In the online classifieds space, three major players Sulekha, AskMe and Quikr, showed marginal growth in revenues. Quikr’s revenue grew to Rs 24.8 crore from Rs 20 crore.

Sulekha went to Rs 98.5 crore from Rs 80.9 crore, and AskMe’s revenues grew to Rs 43.4 crore from Rs 42.7 crore. Losses, however, went up massively, with Quikr and AskMe posting a combined loss of Rs 704.9 crore during FY15, up from Rs 380.9 crore in the previous year.

Sulekha’s profits for the corresponding period were not available.
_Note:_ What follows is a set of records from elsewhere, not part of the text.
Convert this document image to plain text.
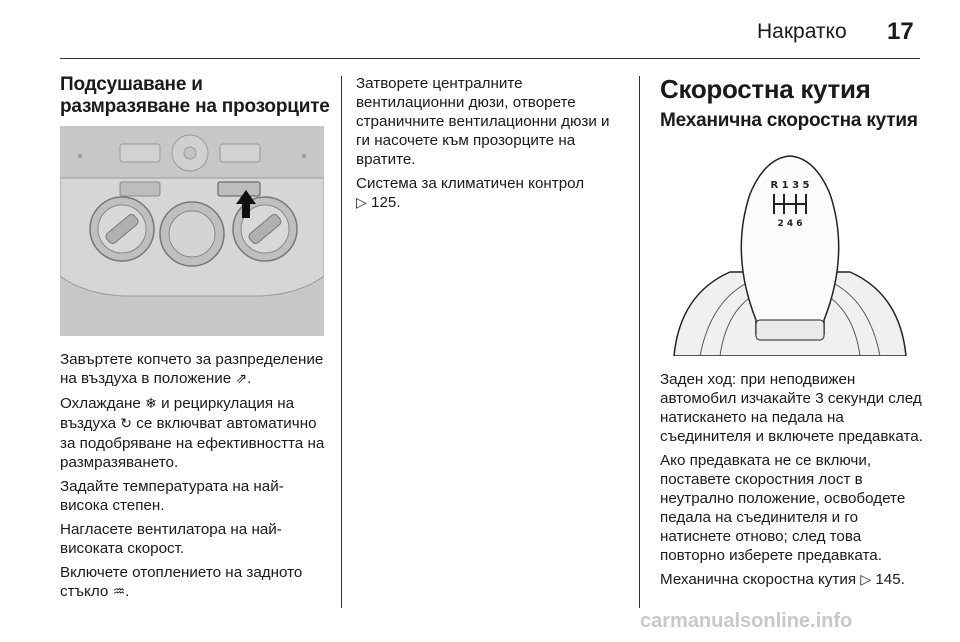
Накратко 17
Подсушаване и размразяване на прозорците

Завъртете копчето за разпределение на въздуха в положение ⇗.

Охлаждане ❄ и рециркулация на въздуха ↻ се включват автоматично за подобряване на ефективността на размразяването.

Задайте температурата на най-висока степен.

Нагласете вентилатора на най-високата скорост.

Включете отоплението на задното стъкло ♒.

Затворете централните вентилационни дюзи, отворете страничните вентилационни дюзи и ги насочете към прозорците на вратите.

Система за климатичен контрол
▷ 125.

Скоростна кутия
Механична скоростна кутия
R 1 3 5
2 4 6

Заден ход: при неподвижен автомобил изчакайте 3 секунди след натискането на педала на съединителя и включете предавката.

Ако предавката не се включи, поставете скоростния лост в неутрално положение, освободете педала на съединителя и го натиснете отново; след това повторно изберете предавката.

Механична скоростна кутия ▷ 145.

carmanualsonline.info
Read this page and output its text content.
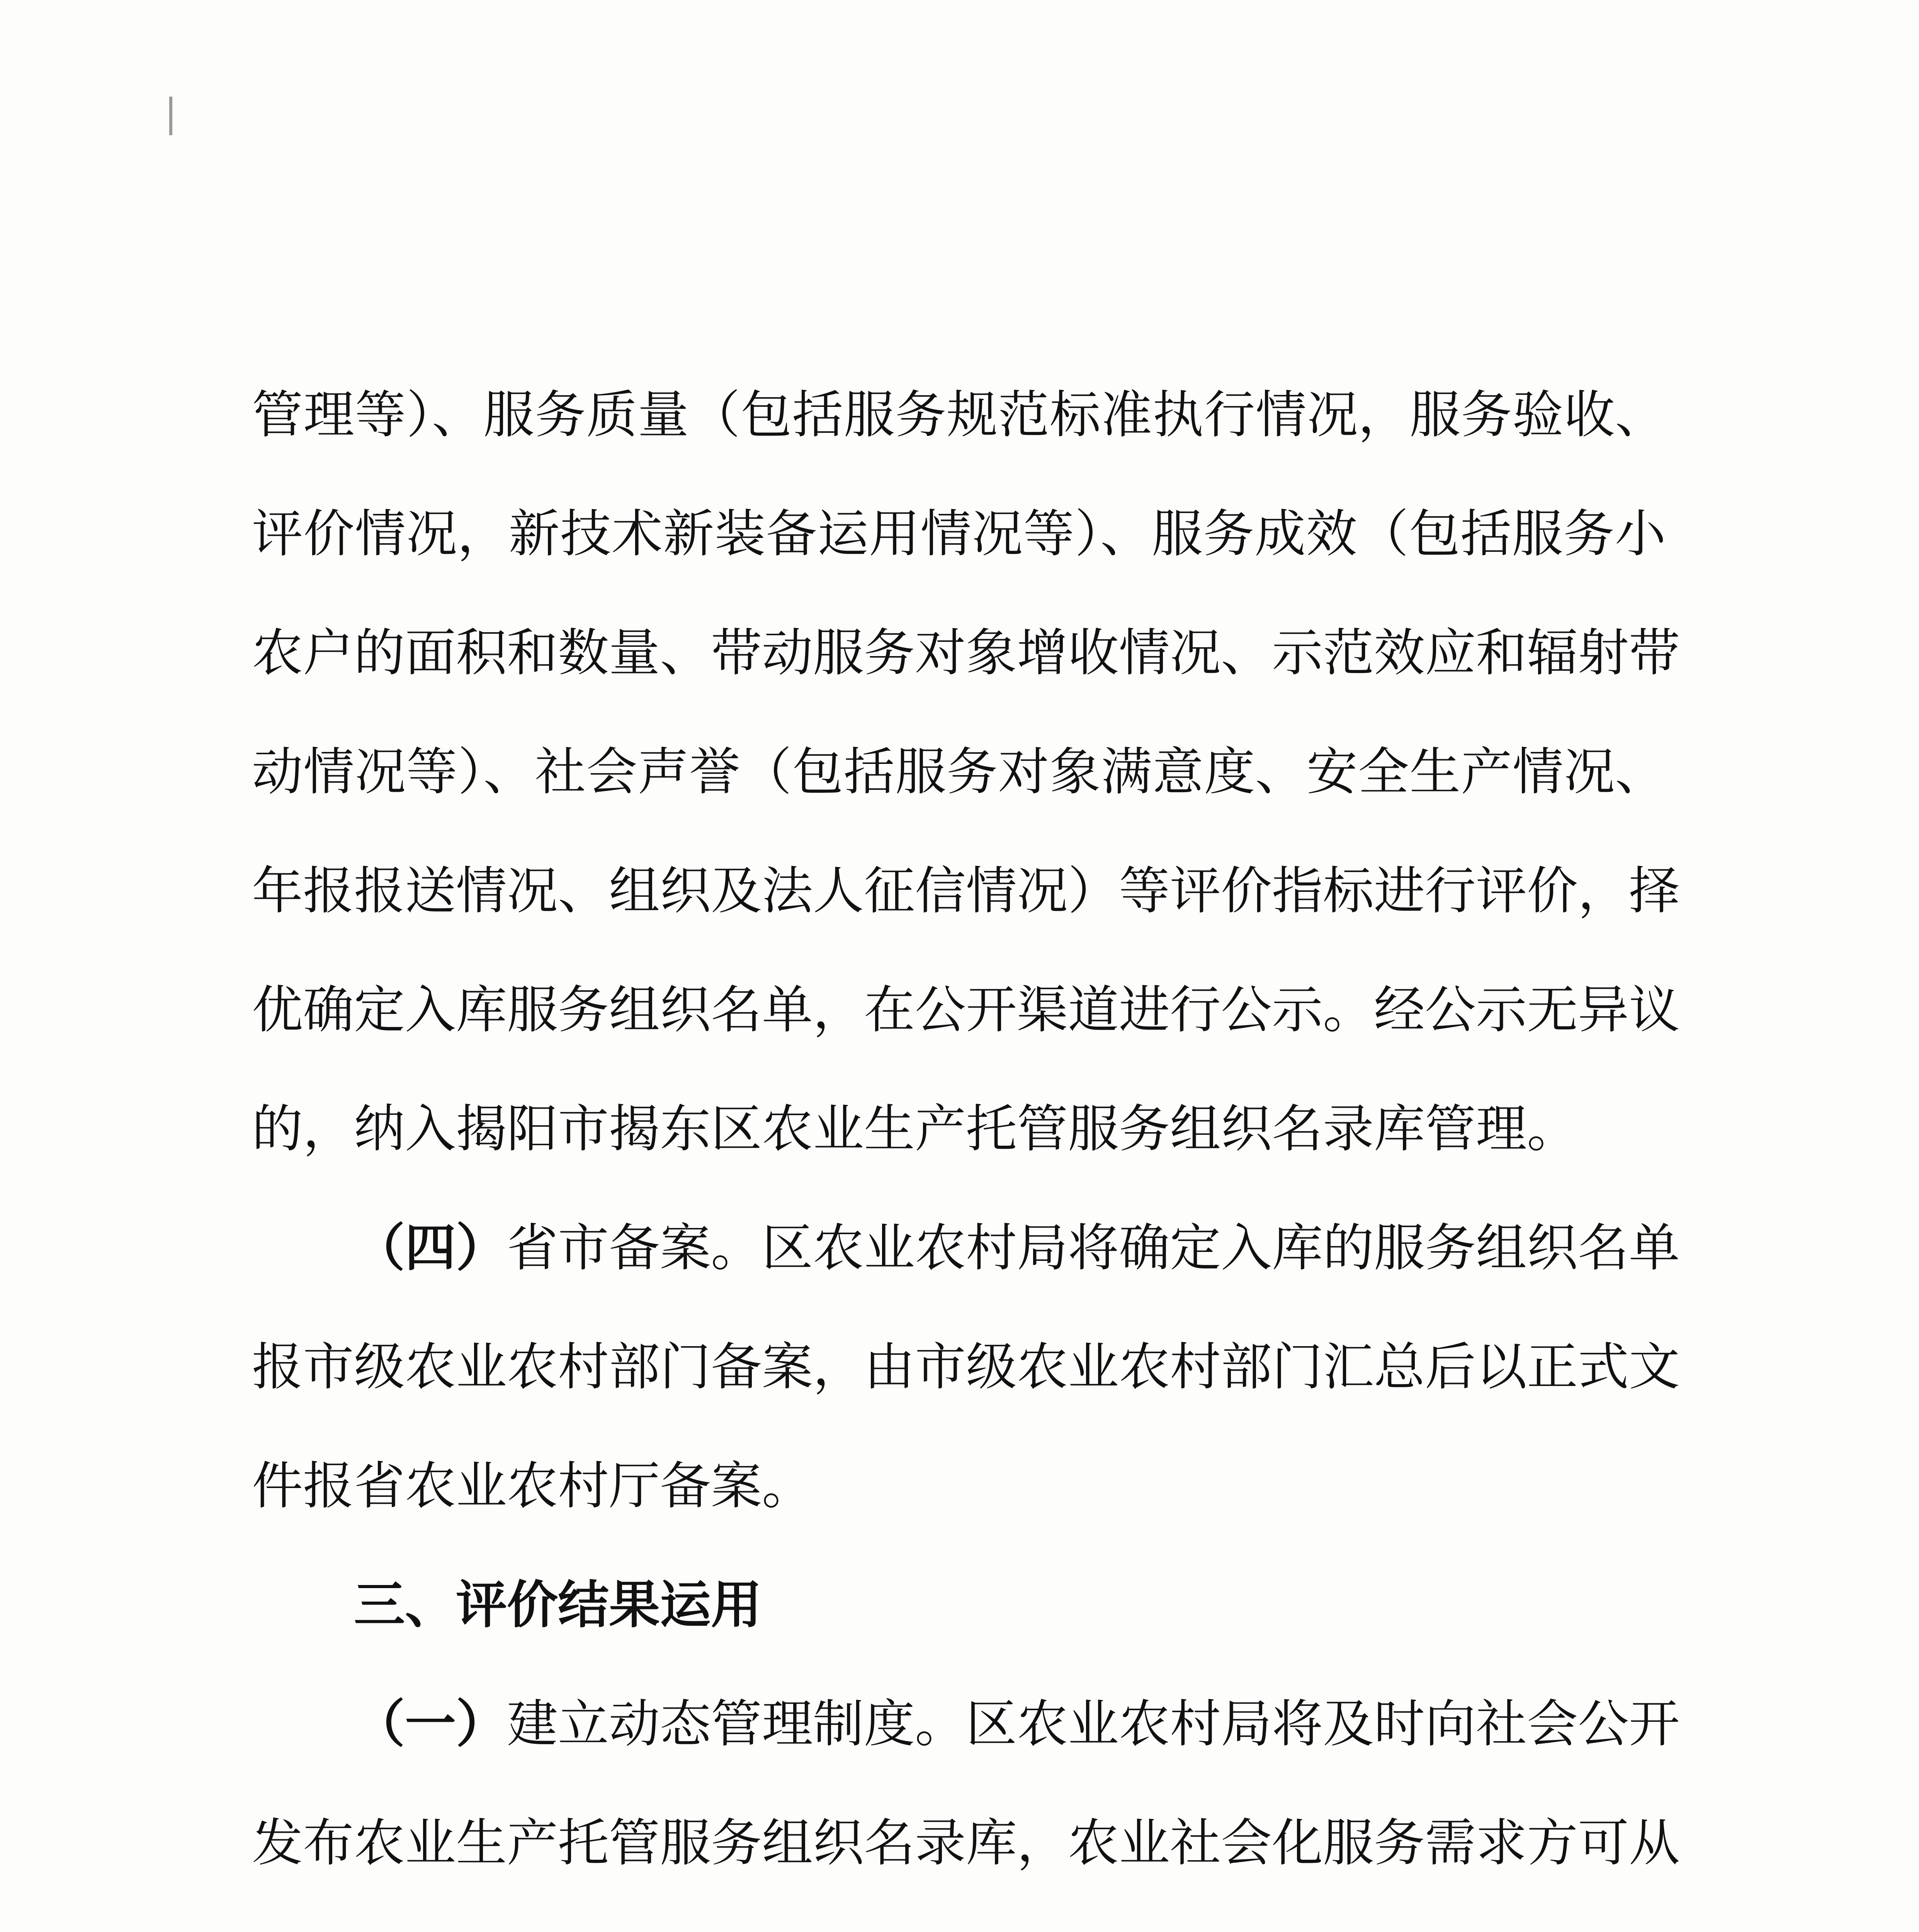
管 理 等 ）、 服 务 质 量 （ 包 括 服 务 规 范 标 准 执 行 情 况， 服 务 验 收、
评 价 情 况， 新 技 术 新 装 备 运 用 情 况 等 ）、 服 务 成 效 （ 包 括 服 务 小
农 户 的 面 积 和 数 量、 带 动 服 务 对 象 增 收 情 况、 示 范 效 应 和 辐 射 带
动 情 况 等 ）、 社 会 声 誉 （ 包 括 服 务 对 象 满 意 度、 安 全 生 产 情 况、
年 报 报 送 情 况、 组 织 及 法 人 征 信 情 况 ） 等 评 价 指 标 进 行 评 价， 择
优 确 定 入 库 服 务 组 织 名 单， 在 公 开 渠 道 进 行 公 示。 经 公 示 无 异 议
的，纳入揭阳市揭东区农业生产托管服务组织名录库管理。
（四） 省 市 备 案。 区 农 业 农 村 局 将 确 定 入 库 的 服 务 组 织 名 单
报 市 级 农 业 农 村 部 门 备 案， 由 市 级 农 业 农 村 部 门 汇 总 后 以 正 式 文
件报省农业农村厅备案。
三、评价结果运用
（一） 建 立 动 态 管 理 制 度。 区 农 业 农 村 局 将 及 时 向 社 会 公 开
发 布 农 业 生 产 托 管 服 务 组 织 名 录 库， 农 业 社 会 化 服 务 需 求 方 可 从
The report suggests that the massive rise in losses despite lack of revenue growth in the classifieds sector was because of high investment in employees, technology, as well as on advertising.

Food technology is one of the sectors has seen quite a few players resort to cost-cutting and lay-offs during 2015.

Zomato, which posted revenue of Rs 96.7 crore during FY15 had an employee cost of Rs 130.3 crore, while FoodPanda, with revenue of Rs 4.6 crore, had an employee cost of Rs 5 crore. Earlier this week, however, Zomato said it has reached operational profitability in six markets, including India.  

Undercutting costs, investing in growing their businesses and high employee costs led these companies to lay off employees and even shut operations in a few locations.

Medical technology start-up Practo was “the standout performer” as its revenues increased more than 1,000 per cent, while loss margin declined significantly, the report said.

The company posted a loss of Rs 12.9 crore during FY15 on revenue of Rs 25.4 crore.

The revenue and loss figures for the company during FY14 were Rs 2.2 crore and Rs 9.9 crore, respectively.

“Going by heavy discounting as well as advertising intensity by various e-commerce companies over the past few months, we believe FY16 losses for our sample set would be higher than FY15 losses,” wrote Saluja and Mishra.

Housing.com has reduced its staff and cut costs on advertising, which should prompt competitors to do the same.

It’s a similar story at to food tech firms such as Zomato and TinyOwl, which could lead to more stability in the sector. E-tailers such as Jabong and Myntra have begun to focus on in-house brands that provide better margins.

“We believe more firms will follow suit as funding becomes scarce; this may result in eventual consolidation and emergence of stronger players within various categories,” wrote Saluja and Mishra.